Portés par l’émergence des radios libres, les groupes de rap essaiment au-delà des banlieues, envahissent les bacs des disquaires et commencent à squatter les émissions de télévision. Ils s’appellent Assassin, La Cliqua, NTM, La Rumeur... Dans le paysage musical hexagonal, la rudesse de leurs propos détonne et fait les choux gras des titres de la presse nationale, tel "Le Monde" qui, à l’époque, se demande si le rap n’est pas "trop violent"...
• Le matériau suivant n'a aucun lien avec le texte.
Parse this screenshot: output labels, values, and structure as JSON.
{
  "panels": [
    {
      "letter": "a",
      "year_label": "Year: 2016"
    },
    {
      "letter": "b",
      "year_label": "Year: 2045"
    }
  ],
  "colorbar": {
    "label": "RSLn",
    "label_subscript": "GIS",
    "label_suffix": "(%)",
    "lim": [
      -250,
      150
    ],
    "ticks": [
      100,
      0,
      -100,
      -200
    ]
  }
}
Vecteur des printemps arabes
De l’autre côté de la Méditerranée, il faudra cependant plus de temps pour que le hip-hop sorte de la clandestinité. "Au Maghreb, on voit, dès les années 1990, l’apparition de rappeurs, de grapheurs et de danseurs soumis aux pratiques amateurs qui font l’essence du hip-hop, commente Aurélie Clemente-Ruiz. Mais le mouvement restera longtemps du domaine de l’underground. C’est à l’aube des printemps arabes que la donne change. À partir des années 2010, des rappeurs ont commencé à montrer leur visage."
L’avènement d’Internet n’est pas étranger à cette sortie du bois. Les artistes arabes, alors davantage connectés, se mettent à interagir. Un rappeur du Caire a pu alors travailler avec un musicien de Beyrouth ou de la diaspora arabe. La musique circule de plus en plus. "C’est l’une des caractéristiques du hip-hop que d’abolir les frontières, constate l’organisatrice de l’exposition. Peu importe d’où cela vient, du moment que c’est bon, ça voyage…" Au risque de froisser les pouvoirs arabes en place qui voient d’un mauvais œil la propagation de messages contestataires.
Quelques semaines avant la chute de Ben Ali en janvier 2011, le Tunisien Hamada Ben Amor, alias El Général, fit ainsi quelques jours de prison pour une chanson dénonçant le régime d’alors. Aujourd’hui, le chanteur est considéré comme un acteur de la "révolution du jasmin". Ailleurs dans le monde arabe, l’Irakien The Narcicyst, le Syro-Américain Omar Offendum ou la Palestinienne Shadia Mansour s’emploient également à donner au rap arabe ses lettres de noblesse. À savoir un savant mélange de textes engagés, chantés dans les dialectes locaux, et de musique urbaine aux sonorités orientales. "Ils allient les codes du hip-hop à la tradition musicale qui règne dans la culture arabe. La cantatrice égyptienne Oum Kalthoum [décéde en 1975] est sûrement la chanteuse la plus reprise dans le rap arabe", indique Aurélie Clemente-Ruiz
Idem pour le graffiti, que l’héritage de l’art calligraphique a permis d’imposer quasi naturellement dans les rues arabes. Pour l’exposition, plusieurs murs de l’IMA accueillent des œuvres spécialement commandées à des grapheurs réputés pour leurs fresques mêlant slogans politiques et travail sur l’écriture manuscrite (le Libanais Yazan Halwani, le Tunisien Meen-one, etc.). "Même si, en quelque sorte, nous faisons entrer leur travail au musée, ces artistes n’ont pas rechigné à répondre présent, se félicite la commissaire. Ils ont cette fierté d’appartenir à une communauté. C’est, pour eux, une forme de reconnaissance et une manière dire : ‘nous ne sommes pas que des délinquants’."